Fue su ópera prima, por decirlo de algún modo, una bruja que vio entre las formas de la pared de mezcla de tinturas para obtener los colores. "Esas manchas las veía y podía sacar una figura, recuerdo haber visto la bruja y me puse a pintar para concretarlo". Pero la conciencia como pintor la adquirió con trece años, cuando acabó su primer lienzo en blanco: "Yo esto lo firmo", comenta que pensó.

Fue en ese tiempo cuando la familia se trasladó a Avilés, donde el padre y su socio establecieron el taller "Masti", que duró décadas, y donde iba todos los días a comer. Y el almuerzo era material pero también espiritual, seguía empapándose del trabajo del taller, del ambiente de alquimia que se respiraba. Y pronto su padre lo envió a estudiar en serio con el artista Vicente Santarúa, quien le preparó para entrar en Bellas Artes en Valencia: "Él estudió allí y dejó como un pasillo abierto y yo, aunque estaba más conectado a pintores del norte, con una pintura muy guapa y sobria, también seguía los pasos de Sorolla y otros pintores del Levante".

Le costó trabajo dominar el color. El gris de la constante lluvia asturiana seguía en sus pinceles, dejándole una secuela hasta hoy: En los días muy, muy claros no sale a pintar. En aquel tiempo le tocó acabar el COU en paralelo porque los estudios de Artes pasaban a la Universidad, cuando ya era "más pintor que estudiante". En Valencia también conectó con algo hondo, que le devolvía a la infancia en el taller de Grado, las fallas. "Tenían esa reminiscencia con los cabezudos y las carrozas de Santa Ana y Galiana y las fallas veía todo el año mientras las preparaban, aunque nunca las vi quemar porque nos daban vacaciones".
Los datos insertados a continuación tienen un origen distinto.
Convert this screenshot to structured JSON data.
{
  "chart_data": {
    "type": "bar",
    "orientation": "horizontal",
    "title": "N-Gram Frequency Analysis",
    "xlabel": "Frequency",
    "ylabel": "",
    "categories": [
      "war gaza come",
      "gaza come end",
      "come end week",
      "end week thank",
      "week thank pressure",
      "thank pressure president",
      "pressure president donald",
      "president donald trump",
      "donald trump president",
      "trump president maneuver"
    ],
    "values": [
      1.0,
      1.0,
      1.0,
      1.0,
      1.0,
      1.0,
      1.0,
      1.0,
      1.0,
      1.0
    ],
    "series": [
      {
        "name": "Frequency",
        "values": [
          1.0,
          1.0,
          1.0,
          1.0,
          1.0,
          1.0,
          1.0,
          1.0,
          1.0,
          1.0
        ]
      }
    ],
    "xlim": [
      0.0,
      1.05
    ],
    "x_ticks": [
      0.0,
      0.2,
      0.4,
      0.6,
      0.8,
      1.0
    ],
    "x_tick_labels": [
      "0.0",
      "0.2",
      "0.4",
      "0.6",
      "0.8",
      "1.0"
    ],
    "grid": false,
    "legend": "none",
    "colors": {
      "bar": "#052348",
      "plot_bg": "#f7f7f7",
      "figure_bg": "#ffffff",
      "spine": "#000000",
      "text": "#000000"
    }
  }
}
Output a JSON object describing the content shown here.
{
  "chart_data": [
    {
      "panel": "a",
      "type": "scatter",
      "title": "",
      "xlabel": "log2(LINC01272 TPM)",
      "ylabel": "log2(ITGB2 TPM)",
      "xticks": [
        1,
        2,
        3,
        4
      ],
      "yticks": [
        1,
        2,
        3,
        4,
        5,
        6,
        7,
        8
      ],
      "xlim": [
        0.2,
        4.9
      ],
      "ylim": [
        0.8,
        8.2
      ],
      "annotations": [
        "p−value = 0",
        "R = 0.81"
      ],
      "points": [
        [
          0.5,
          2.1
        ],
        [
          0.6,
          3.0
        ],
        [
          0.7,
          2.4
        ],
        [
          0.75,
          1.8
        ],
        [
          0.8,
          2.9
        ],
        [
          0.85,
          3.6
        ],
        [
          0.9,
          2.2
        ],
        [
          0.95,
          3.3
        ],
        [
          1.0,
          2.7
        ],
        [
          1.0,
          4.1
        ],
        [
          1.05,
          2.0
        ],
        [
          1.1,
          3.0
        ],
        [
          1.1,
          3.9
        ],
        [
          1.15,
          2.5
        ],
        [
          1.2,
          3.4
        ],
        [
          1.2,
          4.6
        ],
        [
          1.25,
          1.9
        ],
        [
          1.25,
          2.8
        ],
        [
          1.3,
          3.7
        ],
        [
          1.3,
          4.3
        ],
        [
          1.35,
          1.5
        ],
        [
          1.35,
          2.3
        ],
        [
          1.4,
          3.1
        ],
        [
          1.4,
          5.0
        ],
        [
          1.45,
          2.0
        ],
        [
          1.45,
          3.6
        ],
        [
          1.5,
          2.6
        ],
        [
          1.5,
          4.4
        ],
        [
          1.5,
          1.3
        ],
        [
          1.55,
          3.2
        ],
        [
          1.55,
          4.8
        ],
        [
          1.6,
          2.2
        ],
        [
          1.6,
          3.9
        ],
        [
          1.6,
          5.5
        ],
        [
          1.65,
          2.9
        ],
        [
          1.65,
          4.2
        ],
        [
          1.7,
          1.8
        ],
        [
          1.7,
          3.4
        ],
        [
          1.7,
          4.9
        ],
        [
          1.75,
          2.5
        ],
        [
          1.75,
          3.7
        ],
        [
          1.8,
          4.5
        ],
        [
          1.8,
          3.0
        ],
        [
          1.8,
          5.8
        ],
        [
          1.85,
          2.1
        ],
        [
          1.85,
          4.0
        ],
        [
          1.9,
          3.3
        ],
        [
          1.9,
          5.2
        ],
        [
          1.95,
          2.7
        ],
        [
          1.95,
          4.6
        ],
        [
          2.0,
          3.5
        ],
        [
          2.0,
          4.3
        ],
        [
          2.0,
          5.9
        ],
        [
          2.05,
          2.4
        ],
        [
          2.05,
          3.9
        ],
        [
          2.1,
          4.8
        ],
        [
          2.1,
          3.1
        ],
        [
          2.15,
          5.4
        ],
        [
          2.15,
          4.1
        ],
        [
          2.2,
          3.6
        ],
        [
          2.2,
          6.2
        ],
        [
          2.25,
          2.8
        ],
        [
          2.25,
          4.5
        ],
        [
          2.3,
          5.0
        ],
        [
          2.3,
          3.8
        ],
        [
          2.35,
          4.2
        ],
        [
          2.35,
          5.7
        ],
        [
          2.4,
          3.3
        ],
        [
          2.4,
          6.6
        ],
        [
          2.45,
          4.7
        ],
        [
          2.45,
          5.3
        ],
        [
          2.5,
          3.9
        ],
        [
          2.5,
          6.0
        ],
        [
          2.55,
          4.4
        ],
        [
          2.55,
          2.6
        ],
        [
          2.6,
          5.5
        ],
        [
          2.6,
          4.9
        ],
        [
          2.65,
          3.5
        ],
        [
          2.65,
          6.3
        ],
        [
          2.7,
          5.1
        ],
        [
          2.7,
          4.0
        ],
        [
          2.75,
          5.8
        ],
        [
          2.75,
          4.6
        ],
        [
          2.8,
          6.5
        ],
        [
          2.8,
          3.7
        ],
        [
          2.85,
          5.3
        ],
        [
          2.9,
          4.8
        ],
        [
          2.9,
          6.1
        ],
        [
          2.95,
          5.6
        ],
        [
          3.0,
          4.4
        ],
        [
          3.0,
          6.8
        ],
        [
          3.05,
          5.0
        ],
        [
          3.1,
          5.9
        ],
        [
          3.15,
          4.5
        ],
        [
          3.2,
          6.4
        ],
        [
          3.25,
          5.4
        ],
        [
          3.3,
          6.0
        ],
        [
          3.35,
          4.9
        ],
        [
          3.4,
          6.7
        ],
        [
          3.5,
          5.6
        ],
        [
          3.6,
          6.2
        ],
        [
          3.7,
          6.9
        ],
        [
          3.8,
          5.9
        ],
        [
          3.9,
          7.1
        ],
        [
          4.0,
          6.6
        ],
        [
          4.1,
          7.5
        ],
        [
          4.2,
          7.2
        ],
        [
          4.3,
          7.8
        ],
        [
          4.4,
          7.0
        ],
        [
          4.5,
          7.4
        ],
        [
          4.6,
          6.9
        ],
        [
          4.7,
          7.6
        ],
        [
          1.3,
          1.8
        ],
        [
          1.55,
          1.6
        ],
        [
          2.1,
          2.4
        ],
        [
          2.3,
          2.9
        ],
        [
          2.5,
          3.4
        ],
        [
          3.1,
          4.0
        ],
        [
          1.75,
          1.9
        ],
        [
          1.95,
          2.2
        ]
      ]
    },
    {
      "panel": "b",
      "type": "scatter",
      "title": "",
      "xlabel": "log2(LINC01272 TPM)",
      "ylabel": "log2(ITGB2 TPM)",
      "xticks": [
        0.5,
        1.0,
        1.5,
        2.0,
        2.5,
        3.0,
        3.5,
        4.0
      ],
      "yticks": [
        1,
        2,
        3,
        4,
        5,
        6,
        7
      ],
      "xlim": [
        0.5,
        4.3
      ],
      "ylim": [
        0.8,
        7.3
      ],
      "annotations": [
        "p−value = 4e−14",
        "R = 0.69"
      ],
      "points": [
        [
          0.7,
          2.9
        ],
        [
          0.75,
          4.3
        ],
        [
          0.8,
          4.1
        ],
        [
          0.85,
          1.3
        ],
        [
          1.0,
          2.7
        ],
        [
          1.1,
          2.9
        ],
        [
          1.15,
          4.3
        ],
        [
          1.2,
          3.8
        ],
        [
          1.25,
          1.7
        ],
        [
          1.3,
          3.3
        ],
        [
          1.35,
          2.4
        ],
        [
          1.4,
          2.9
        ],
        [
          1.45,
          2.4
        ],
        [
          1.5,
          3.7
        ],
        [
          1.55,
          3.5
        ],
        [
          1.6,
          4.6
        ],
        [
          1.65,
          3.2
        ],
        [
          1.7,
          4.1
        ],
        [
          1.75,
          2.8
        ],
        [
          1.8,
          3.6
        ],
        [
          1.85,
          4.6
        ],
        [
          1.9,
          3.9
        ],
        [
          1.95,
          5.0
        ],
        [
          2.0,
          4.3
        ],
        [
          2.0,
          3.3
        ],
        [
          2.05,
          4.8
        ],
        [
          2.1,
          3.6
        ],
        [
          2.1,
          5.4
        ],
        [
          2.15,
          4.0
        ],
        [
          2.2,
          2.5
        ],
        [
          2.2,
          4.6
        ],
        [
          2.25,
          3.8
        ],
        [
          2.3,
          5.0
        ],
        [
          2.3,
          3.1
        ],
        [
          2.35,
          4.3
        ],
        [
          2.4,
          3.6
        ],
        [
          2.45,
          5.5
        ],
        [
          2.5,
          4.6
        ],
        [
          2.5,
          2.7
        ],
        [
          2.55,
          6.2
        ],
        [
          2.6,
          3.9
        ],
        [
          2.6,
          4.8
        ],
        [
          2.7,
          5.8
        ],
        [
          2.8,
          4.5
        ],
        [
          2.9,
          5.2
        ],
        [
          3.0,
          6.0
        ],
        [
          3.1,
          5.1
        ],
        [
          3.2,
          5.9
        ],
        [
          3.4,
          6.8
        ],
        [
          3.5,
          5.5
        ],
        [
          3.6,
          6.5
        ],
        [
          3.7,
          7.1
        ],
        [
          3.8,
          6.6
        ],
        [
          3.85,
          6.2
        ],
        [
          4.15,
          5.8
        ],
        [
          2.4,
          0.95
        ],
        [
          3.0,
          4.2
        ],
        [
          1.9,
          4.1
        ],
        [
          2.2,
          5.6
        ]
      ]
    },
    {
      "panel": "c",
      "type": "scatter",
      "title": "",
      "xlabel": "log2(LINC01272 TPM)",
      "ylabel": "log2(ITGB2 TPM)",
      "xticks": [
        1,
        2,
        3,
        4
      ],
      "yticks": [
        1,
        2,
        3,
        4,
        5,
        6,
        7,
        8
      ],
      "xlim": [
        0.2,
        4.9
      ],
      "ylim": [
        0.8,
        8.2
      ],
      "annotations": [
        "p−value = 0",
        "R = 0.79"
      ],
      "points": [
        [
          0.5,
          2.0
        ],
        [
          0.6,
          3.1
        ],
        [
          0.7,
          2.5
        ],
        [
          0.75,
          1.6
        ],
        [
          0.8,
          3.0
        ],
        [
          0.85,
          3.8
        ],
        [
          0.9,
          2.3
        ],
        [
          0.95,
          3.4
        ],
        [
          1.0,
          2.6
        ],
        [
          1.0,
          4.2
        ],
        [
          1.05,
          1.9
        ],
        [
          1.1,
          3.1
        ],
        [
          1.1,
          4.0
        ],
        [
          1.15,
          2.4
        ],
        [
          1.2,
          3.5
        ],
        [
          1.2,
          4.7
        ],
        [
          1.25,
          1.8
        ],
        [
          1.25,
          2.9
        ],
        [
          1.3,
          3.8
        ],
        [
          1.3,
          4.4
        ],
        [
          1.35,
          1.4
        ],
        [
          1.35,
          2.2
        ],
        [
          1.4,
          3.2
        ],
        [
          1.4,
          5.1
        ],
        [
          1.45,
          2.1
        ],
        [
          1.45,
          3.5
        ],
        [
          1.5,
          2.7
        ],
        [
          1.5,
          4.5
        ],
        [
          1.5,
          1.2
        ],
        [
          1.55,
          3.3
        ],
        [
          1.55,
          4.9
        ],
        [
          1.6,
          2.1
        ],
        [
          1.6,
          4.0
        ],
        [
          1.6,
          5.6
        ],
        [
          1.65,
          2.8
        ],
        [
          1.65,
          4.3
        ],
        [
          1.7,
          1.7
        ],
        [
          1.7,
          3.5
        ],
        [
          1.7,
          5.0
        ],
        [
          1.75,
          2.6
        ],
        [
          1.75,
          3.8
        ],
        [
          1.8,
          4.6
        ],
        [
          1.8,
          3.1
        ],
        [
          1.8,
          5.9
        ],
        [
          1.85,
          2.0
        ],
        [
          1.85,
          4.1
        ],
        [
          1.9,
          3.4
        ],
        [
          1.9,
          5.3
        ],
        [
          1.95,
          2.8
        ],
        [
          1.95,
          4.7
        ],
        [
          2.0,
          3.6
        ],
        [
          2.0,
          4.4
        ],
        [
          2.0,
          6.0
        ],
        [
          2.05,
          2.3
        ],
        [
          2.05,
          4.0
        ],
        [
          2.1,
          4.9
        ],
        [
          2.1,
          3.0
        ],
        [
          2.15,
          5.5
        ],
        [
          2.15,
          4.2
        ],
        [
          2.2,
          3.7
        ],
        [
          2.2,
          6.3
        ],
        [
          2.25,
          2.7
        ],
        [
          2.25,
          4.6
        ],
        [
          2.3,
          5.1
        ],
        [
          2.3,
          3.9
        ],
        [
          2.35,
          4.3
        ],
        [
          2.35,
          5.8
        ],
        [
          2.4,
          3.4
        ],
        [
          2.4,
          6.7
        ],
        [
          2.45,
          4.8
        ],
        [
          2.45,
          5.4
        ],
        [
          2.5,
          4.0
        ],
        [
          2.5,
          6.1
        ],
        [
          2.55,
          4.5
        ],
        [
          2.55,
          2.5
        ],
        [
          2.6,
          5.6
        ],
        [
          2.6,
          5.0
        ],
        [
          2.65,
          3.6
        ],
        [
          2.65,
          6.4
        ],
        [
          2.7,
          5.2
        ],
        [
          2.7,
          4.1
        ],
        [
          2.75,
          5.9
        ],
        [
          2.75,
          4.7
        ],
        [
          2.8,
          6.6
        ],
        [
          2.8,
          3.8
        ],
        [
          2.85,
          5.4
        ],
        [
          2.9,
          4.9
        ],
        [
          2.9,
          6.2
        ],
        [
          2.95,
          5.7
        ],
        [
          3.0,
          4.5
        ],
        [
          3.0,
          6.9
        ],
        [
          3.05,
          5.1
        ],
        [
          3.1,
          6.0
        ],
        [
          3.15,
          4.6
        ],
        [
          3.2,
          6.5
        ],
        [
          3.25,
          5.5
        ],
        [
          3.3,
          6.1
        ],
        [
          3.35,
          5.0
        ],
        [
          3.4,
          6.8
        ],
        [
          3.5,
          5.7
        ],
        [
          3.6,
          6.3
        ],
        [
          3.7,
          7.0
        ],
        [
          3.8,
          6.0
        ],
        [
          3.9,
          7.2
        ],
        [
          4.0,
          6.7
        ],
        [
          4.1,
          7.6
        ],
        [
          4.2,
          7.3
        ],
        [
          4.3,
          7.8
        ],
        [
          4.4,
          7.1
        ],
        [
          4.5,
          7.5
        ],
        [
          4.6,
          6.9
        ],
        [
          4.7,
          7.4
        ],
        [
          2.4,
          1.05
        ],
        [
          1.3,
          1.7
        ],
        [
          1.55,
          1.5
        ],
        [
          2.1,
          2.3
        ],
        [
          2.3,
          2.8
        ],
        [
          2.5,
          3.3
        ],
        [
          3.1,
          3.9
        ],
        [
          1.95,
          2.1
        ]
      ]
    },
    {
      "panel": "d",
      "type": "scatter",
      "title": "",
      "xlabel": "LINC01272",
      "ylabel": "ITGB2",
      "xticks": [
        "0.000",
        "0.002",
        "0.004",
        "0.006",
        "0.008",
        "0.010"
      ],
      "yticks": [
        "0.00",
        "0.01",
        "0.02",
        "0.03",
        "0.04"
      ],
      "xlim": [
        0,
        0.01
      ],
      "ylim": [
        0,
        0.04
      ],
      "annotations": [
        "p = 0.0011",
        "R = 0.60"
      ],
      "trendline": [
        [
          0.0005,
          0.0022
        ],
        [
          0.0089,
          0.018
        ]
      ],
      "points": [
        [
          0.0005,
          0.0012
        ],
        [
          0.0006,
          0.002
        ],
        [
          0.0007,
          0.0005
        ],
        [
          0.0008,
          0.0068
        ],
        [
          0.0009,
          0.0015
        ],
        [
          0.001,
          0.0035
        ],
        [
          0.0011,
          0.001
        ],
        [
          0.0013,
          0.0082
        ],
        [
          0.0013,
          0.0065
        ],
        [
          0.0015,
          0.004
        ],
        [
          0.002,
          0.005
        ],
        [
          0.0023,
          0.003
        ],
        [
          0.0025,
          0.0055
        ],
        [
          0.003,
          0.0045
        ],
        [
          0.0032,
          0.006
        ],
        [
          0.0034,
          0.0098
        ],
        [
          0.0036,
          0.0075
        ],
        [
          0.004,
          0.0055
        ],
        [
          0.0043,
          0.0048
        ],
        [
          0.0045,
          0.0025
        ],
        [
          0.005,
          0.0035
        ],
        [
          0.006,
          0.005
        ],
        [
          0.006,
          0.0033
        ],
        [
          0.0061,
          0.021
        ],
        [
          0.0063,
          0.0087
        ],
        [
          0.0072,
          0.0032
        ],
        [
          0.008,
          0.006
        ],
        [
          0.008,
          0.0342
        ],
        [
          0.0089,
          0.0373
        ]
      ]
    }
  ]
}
Se licenció, empezó a organizar exposiciones y a dar clases en la escuela de Artes y Oficios de Avilés. Y así sigue. Enseñando y pintando, a lo mejor tocando el saxo un rato porque la música es otra de las artes presentes en la vida del pintor. Como la reflexión, el trabajo con sosiego, dejando un lienzo para otro día, para rematar. Favila habla de la "intuición adiestrada", el trabajo con formación en la base pero en el que el cuadro no pierda la emoción, que el pincel siga su camino. "Pintar de forma intuitiva, pensar, apartarse y decir, esto lo dejo para otro día".

Lo que no ha dejado el pueblo moscón para otro día es distinguirle como hijo predilecto porque el pintor, además de hundir parte de su arte en la vida tradicional que conoció en su niñez y juventud, siempre ha llevado con orgullo su pueblo allí donde ha ido. Por eso marzo, será el mes de Favila en Grado.